Since no Post data is required, this ask is a great candidate for a CTE. A new Arel::Table can be created to house the CTE and then the join method on the User.arel_table makes it accessible:
post_arel = Post.arel_table
user_arel = User.arel_table
common_table_results = begin
post_arel
.project(post_arel[:user_id])
.where(post_arel[:created_at]
.gteq(beginning_of_month))
end
cte_table = Arel::Table.new(
:posts_last_month)
composed_cte = Arel::Nodes::As.new(
cte_table,
common_table_results)
user_arel
.project(users[:email])
.join(cte_table)
.on(users[:id]
.eq(cte_table[:user_id]))
.with(composed_cte)
.to_sql
# => WITH "posts_last_month" AS (SELECT "posts"."user_id" FROM "posts" WHERE "posts"."created_at" >= '2016-03-01') SELECT "users"."email" FROM "users" INNER JOIN "posts_last_month" ON "users"."id" = "posts_last_month"."user_id"

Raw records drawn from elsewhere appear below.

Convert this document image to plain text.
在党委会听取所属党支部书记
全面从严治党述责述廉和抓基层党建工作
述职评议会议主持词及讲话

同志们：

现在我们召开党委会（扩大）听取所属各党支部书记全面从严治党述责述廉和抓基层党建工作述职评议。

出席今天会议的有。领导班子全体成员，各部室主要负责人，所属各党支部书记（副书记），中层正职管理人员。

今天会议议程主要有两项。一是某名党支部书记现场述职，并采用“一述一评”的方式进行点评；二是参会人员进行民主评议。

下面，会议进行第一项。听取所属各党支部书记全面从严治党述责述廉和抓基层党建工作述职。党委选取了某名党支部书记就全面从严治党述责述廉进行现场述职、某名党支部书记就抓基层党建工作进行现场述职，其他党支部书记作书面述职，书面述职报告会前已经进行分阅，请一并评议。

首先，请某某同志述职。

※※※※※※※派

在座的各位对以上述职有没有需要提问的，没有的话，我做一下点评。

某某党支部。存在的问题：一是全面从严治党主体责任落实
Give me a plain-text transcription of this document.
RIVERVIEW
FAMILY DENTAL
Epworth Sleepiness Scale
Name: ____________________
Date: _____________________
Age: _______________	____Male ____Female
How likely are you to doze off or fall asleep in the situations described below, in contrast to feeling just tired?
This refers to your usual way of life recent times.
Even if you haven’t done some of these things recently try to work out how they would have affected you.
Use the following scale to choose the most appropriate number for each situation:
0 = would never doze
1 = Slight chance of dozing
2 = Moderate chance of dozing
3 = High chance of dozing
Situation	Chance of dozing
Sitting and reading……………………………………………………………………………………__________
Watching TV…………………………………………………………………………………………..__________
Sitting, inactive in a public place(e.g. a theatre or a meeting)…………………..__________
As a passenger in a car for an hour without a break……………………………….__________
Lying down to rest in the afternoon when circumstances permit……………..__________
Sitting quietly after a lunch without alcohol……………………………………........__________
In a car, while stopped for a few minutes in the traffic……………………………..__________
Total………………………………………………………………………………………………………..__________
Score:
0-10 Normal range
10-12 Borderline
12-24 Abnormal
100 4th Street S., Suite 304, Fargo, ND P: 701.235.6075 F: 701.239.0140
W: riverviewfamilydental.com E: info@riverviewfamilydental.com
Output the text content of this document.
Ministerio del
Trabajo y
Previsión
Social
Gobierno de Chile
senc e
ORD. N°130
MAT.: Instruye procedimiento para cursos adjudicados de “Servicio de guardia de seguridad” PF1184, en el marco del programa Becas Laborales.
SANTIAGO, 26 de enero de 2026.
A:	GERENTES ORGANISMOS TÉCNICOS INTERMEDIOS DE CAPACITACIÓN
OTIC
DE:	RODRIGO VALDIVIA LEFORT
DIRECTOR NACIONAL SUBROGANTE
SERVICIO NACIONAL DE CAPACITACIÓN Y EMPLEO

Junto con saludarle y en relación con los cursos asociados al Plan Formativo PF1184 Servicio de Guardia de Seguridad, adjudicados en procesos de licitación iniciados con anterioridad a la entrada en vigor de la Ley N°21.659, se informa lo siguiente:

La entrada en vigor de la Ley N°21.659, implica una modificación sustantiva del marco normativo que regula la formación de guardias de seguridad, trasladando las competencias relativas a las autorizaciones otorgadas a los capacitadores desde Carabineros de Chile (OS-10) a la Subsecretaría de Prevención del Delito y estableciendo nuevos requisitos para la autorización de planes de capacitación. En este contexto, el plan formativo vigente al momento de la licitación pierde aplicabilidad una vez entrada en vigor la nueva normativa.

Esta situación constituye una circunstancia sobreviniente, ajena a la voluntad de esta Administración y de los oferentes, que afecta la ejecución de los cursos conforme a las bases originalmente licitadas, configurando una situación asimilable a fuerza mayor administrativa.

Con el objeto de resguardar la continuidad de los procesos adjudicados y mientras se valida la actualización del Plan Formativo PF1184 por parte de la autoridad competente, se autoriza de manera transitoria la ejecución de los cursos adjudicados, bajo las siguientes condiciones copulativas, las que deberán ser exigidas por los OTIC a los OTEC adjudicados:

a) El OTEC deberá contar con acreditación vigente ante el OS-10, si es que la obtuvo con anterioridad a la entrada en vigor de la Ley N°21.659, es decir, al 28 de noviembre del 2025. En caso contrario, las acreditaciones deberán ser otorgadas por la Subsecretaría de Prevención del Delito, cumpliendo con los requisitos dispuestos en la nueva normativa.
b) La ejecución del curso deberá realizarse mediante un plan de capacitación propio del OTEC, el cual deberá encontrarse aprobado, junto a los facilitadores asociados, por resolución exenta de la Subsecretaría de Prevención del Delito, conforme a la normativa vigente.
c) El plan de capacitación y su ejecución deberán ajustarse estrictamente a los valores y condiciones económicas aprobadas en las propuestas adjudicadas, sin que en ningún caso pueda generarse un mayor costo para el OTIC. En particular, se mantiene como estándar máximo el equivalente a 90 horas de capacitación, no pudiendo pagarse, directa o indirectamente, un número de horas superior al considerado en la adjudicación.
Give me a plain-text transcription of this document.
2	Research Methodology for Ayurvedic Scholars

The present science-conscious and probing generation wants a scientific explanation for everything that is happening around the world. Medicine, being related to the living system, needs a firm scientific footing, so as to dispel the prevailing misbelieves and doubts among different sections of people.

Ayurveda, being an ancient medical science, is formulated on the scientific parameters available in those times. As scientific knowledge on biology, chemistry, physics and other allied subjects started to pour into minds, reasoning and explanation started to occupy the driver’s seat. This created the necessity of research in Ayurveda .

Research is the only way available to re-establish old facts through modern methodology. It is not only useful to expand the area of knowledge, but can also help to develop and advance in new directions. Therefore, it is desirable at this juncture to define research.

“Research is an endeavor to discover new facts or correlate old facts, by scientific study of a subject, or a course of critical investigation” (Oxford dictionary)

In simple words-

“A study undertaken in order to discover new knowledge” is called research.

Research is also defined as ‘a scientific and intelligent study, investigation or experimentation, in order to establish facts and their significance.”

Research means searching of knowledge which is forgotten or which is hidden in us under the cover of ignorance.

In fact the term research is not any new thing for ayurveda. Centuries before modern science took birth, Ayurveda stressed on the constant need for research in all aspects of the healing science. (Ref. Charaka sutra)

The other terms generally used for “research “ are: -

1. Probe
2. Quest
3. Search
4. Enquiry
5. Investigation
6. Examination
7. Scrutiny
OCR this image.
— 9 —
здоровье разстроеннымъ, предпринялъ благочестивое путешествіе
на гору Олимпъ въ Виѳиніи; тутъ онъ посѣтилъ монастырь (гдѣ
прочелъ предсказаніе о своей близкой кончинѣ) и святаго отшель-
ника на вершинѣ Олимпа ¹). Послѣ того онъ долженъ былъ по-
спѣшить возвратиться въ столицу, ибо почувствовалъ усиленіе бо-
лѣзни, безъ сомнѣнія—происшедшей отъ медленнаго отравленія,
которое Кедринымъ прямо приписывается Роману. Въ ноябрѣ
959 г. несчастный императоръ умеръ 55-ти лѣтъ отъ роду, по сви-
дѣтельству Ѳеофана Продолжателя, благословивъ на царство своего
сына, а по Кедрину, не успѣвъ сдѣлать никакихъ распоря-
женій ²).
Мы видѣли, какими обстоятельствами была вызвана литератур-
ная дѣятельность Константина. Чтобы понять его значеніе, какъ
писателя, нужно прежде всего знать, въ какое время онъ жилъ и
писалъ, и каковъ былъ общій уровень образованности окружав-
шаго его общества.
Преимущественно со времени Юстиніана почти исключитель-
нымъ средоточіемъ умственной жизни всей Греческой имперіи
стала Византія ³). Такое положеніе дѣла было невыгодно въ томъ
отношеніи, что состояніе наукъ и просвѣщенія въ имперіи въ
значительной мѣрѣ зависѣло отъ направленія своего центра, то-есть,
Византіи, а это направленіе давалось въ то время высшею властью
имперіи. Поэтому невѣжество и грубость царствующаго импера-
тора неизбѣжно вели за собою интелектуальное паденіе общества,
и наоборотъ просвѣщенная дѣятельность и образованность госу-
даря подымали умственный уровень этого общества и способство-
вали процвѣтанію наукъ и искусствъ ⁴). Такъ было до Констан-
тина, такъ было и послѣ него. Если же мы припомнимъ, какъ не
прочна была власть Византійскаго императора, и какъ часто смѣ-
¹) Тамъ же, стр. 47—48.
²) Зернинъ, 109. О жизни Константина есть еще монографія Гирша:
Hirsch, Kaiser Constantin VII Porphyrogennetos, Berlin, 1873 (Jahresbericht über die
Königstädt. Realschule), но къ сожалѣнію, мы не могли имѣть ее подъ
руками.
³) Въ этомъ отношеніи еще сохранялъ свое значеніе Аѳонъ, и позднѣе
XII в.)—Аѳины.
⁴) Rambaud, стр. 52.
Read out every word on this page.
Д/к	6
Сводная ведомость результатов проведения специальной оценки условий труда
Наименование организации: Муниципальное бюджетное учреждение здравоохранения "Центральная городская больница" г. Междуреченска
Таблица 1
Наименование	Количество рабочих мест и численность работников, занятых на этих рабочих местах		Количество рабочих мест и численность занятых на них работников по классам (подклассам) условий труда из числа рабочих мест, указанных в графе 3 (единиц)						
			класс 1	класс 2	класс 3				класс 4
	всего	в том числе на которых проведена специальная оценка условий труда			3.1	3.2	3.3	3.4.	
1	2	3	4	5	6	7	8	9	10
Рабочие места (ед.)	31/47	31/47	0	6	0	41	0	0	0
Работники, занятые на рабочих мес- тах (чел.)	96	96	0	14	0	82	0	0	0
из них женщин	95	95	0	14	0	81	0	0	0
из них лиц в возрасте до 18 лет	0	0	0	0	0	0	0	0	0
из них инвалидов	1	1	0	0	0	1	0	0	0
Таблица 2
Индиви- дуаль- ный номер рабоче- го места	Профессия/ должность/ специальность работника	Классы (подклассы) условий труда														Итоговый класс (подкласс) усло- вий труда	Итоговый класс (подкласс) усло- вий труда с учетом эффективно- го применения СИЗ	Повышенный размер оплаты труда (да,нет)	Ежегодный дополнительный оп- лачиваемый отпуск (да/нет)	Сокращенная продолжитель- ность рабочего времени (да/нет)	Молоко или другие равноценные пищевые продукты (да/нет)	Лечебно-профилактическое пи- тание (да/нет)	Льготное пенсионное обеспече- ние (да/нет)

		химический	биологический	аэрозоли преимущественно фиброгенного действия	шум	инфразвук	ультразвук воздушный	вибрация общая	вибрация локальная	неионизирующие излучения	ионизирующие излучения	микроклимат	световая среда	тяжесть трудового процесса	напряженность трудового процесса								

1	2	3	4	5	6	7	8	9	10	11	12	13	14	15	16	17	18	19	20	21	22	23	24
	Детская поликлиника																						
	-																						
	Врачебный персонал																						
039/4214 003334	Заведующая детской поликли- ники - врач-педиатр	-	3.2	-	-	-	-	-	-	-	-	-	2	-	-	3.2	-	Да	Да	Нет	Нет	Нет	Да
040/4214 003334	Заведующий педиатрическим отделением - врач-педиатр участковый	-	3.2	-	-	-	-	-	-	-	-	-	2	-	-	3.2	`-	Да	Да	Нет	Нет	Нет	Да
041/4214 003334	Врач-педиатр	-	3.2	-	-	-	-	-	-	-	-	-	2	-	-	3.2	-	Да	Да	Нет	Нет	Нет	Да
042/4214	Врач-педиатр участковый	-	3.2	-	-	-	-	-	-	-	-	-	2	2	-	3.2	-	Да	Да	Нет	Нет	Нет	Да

At first glance, this code can be a bit intimidating but it is actually quite simple. Both the Post model and User model have had their underlying Arel representation referenced. Then, the CTE result is computed:
common_table_results = begin
post_arel
.project(post_arel[:user_id])
.where(post_arel[:created_at]
.gteq(beginning_of_month))
end
The most noticeable attribute here is the project method. This method tells the query what to SELECT. Since only user_ids are relevant in this CTE, that is all that is requested.
Next, the actual CTE is created (in Arel representation only, not in the database):
cte_table = Arel::Table.new(
:posts_last_month)
composed_cte = Arel::Nodes::As.new(
cte_table,
common_table_results)
The As class under the Arel::Nodes namespace is created and then fed into the end of the main query via the with method:
user_arel
.project(users[:email])
.join(cte_table)
.on(users[:id]
.eq(cte_table[:user_id]))
.with(composed_cte)
.to_sql
Again, since only the email of the User is desired, the project method is used. The join method is similar to the ActiveRecord method joins but requires the on clause to tell the query how to join the tables. Finally, the with method receives the computed CTE representation and the query is successfully generated.
To actually use this query, another helpful method on ActiveRecord, find_by_sql can accept the full Arel representation, returning the desired User models with only the email column retrieved:
User.find_by_sql(
user_arel
.project(users[:email])
.join(cte_table)
.on(users[:id]
.eq(cte_table[:user_id]))
.with(composed_cte)
)
# => [#<User id: nil, email: "foo@bar.com">]
Why?
Like most tools, Arel may not be applicable in every situation. However, when used appropriately, it can make for some very well maintainable code that is resistant to unexpected failures. When dealing with multiple levels of an application stack, abstracting away complexities around their communication can help vastly simplify a codebase. ActiveRecord and Arel do a great job of insulating application developers from the nitty-gritty of database communication. Where ActiveRecord falls short, Arel is there to pick up the slack.
For extremely specific or complex database interactions, using Arel may not be the correct choice, but should at least be evaluated. Only interacting with the lowest level necessary for a resource has many benefits. An Arel solution to a problem has the potential to be more resilient to future changes.